Les images aussi, aurait peut-être ajouté Ferdinand. Peut-être ...

Ainsi Hopper et son "Office at Night", riche d'interprétations - comme toujours chez lui. Jo Hopper, qui pratiquait le loustic, l'avait bien évidemment noté dès l'origine - février 40 - dans ses notes : "White walls, electric light from ceiling ... Man in grey coat, blond hair. "Shirley" in red dress, white collar, flesh stockings black pumps & black hair & plenty of lipstick." ("Des murs blancs, sous une lumière électrique tombant du plafond, (...) un homme en costume gris, cheveux blonds. 'Shirley' en robe rouge, col blanc, bas chair, escarpins noirs, cheveux noirs, un peu trop de rouge à lèvres.") © traduction maison.

Heures supplémentaires nocturnes qui ne devaient probablement pas être TOUTES consacrées au travail. Shirley n'était sans doute pas QUE la secrétaire de l'homme blond - pas plus que la secrétaire de l'homme blond seulement, ... "plenty of lipstick"
La brune est le mal, le blond est pur (?). Salope arriviste - "flesh stockings"- versus blond fade sans avenir, cadre moyen qu'une épouse dévouée et fidèle attend dans leur maison de la banlieue new-yorkaise.
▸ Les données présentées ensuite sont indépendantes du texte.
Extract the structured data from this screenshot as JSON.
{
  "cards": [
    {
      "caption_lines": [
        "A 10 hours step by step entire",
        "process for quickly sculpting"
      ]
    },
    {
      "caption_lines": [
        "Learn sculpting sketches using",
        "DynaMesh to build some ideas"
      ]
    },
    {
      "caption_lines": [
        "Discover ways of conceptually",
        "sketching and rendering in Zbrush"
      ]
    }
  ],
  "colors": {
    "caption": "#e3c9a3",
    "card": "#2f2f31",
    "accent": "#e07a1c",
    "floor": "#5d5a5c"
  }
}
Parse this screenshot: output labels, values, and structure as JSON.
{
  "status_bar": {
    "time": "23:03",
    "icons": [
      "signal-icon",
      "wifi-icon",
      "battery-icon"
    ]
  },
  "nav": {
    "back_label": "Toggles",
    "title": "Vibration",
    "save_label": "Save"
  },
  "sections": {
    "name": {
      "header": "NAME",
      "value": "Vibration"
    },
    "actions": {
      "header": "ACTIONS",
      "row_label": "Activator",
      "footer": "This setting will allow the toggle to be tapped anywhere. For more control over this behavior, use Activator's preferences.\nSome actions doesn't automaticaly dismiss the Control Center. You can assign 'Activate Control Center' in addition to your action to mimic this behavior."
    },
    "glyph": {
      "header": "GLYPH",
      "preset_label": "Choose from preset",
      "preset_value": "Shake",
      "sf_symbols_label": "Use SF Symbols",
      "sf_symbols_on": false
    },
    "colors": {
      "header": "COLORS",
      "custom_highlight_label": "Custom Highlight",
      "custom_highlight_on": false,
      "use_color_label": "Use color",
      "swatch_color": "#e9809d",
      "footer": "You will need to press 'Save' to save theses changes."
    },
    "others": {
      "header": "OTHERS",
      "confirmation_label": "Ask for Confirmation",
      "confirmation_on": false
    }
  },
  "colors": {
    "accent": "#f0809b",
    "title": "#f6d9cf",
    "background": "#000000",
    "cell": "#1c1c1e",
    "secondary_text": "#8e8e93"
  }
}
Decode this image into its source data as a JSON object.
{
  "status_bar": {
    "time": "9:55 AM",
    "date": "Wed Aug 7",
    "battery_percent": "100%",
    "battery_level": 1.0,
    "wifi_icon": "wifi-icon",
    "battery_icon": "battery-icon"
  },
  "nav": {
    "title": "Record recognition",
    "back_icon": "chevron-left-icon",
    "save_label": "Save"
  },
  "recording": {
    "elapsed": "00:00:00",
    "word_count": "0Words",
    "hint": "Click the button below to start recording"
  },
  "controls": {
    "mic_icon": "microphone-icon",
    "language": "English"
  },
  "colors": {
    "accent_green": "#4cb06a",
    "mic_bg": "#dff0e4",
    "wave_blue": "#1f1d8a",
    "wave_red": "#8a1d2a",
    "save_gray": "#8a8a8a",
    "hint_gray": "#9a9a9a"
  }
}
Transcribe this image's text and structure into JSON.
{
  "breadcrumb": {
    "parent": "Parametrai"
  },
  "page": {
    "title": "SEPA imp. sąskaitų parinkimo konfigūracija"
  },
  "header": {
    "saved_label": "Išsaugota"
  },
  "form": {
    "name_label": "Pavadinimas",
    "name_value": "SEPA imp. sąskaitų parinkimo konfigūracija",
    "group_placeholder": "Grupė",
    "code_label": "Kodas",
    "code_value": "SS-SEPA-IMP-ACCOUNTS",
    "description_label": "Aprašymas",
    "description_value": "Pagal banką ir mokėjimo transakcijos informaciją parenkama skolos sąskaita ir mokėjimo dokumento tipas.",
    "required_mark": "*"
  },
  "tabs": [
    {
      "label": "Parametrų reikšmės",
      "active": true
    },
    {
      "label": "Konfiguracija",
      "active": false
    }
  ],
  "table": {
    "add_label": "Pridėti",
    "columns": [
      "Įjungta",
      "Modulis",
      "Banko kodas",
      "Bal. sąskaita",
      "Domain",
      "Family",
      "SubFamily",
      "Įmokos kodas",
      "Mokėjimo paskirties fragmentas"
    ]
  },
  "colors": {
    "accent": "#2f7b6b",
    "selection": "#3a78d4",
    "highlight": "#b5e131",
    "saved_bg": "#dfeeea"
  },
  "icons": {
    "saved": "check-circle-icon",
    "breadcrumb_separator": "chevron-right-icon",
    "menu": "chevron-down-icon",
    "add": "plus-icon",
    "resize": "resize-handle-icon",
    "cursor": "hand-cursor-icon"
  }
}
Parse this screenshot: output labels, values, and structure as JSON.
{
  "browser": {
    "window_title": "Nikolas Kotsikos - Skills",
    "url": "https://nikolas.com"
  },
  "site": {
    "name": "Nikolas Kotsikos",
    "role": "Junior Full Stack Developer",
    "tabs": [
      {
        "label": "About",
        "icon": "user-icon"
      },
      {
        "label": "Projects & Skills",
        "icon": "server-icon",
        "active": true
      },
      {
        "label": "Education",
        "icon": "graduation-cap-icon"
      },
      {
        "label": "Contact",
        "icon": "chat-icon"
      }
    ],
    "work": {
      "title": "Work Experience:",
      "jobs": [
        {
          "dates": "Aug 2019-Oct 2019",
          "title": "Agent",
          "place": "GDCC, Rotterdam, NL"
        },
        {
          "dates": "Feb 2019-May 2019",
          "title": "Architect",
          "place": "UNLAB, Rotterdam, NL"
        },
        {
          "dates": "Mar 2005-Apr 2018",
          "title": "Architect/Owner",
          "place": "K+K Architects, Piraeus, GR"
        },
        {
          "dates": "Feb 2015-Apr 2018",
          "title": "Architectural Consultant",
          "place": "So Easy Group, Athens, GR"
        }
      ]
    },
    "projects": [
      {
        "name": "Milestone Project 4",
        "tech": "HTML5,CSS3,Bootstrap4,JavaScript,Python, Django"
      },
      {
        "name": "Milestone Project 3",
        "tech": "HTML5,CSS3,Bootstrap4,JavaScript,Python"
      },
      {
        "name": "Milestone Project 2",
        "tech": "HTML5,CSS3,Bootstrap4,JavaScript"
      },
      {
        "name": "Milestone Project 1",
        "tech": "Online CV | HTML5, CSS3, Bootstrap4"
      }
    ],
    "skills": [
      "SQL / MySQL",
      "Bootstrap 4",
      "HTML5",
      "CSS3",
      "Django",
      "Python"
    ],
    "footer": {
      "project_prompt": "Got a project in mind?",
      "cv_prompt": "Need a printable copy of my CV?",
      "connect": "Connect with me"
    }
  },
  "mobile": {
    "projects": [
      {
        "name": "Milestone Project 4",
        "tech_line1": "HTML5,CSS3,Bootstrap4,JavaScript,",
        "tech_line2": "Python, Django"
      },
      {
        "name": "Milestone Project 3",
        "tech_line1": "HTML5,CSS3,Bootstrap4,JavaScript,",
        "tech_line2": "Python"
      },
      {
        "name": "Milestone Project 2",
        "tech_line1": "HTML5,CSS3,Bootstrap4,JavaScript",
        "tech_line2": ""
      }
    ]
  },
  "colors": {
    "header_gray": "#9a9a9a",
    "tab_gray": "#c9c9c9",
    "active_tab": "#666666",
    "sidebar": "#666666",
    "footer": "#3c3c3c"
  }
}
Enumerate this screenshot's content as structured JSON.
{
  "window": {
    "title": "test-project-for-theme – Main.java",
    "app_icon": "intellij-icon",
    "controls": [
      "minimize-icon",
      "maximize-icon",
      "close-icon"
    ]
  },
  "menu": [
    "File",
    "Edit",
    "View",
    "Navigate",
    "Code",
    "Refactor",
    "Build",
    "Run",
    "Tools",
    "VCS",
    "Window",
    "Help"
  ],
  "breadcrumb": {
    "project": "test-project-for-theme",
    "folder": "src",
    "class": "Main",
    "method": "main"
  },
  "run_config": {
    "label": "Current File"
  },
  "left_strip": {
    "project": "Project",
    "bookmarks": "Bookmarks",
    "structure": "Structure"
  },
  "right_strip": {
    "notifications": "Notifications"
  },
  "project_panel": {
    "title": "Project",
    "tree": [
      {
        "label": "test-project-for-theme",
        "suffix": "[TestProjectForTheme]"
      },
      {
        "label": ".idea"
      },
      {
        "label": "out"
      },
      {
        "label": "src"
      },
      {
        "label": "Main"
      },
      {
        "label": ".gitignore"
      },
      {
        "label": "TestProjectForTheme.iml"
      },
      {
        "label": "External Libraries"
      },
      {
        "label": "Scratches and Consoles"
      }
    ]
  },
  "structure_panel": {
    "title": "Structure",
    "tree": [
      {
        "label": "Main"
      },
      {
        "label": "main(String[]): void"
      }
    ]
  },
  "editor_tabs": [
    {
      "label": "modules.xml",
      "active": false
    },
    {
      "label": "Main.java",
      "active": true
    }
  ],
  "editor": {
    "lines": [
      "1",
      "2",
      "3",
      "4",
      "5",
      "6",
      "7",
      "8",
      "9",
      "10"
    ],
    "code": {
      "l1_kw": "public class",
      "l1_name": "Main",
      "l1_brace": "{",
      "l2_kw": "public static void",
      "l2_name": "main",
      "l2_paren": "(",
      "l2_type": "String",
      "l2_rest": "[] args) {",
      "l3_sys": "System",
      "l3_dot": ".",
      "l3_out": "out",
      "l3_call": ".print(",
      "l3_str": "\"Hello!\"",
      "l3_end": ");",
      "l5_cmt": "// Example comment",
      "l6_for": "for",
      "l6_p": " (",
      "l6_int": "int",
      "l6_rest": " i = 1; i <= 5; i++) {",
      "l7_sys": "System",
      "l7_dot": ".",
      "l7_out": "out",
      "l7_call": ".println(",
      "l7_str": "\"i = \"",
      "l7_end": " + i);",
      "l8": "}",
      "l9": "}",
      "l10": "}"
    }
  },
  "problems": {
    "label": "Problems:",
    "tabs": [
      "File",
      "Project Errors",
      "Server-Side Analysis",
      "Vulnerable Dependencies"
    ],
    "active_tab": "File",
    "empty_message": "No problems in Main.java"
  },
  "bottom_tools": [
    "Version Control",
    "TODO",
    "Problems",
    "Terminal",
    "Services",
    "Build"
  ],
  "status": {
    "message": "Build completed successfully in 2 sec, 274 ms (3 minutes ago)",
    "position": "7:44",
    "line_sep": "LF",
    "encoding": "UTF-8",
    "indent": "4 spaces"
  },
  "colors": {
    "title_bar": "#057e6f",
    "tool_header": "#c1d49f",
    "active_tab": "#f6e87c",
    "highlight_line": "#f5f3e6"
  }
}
Américains moyens, destinées moyennes, sexe volé hors le traditionnel devoir conjugal du samedi soir. On pourrait bâtir un roman à partir de là. Ou un film... Dans les minutes qui suivent, une femme de ménage - on est en 1940, et la novlangue n'a pas encore imposé son "agent d'entretien ni son technicien de surface" - les surprend en plein péché, nous sommes dans une Amérique protestante donc puritaine. Affolement, meurtre de l'intruse, un Roger Corman vous monte ça - série B, qualité garantie - en deux temps trois mouvements. Clap de fin : Shirley assurera avoir été violée, le blondinet ira brûler en enfer après une brève station sur une chaise électrique.
Moralité sauve.


Edward Hopper, Office at night, 1940.

Bien sûr, Cartier-Bresson connaît le tableau. Et donc...
Vingt ans plus tard, New-York toujours. Bureau impersonnel, cadre un peu plus que moyen mais toujours pas supérieur, qui se demande bien ce que cache l'irruption de SA secrétaire qu'on devine érotique - allure qu'on devine décidée, bas prometteur - derrière le voile, bien sûr...
La méfiance, déjà, commande - toute tentative d'ordre sexuel pourrait compromettre une fin de carrière paisible. Et d'ailleurs, même si l'envie l'effleurait, le bureau est vitré et nous sommes en pleine journée - nine to five, rien d'autre.
Et même si..., bah, il pourra toujours s'en servir un de ces samedi soirs ...
Film et roman semblent ici plus aléatoires. 
Sauf à filmer l'ennui de la médiocrité des rapports humains.
N'est pas Antonioni qui veut...



Henri Cartier-Bresson, Manhattan NY, USA. (Bank officer and his secretary), 1960.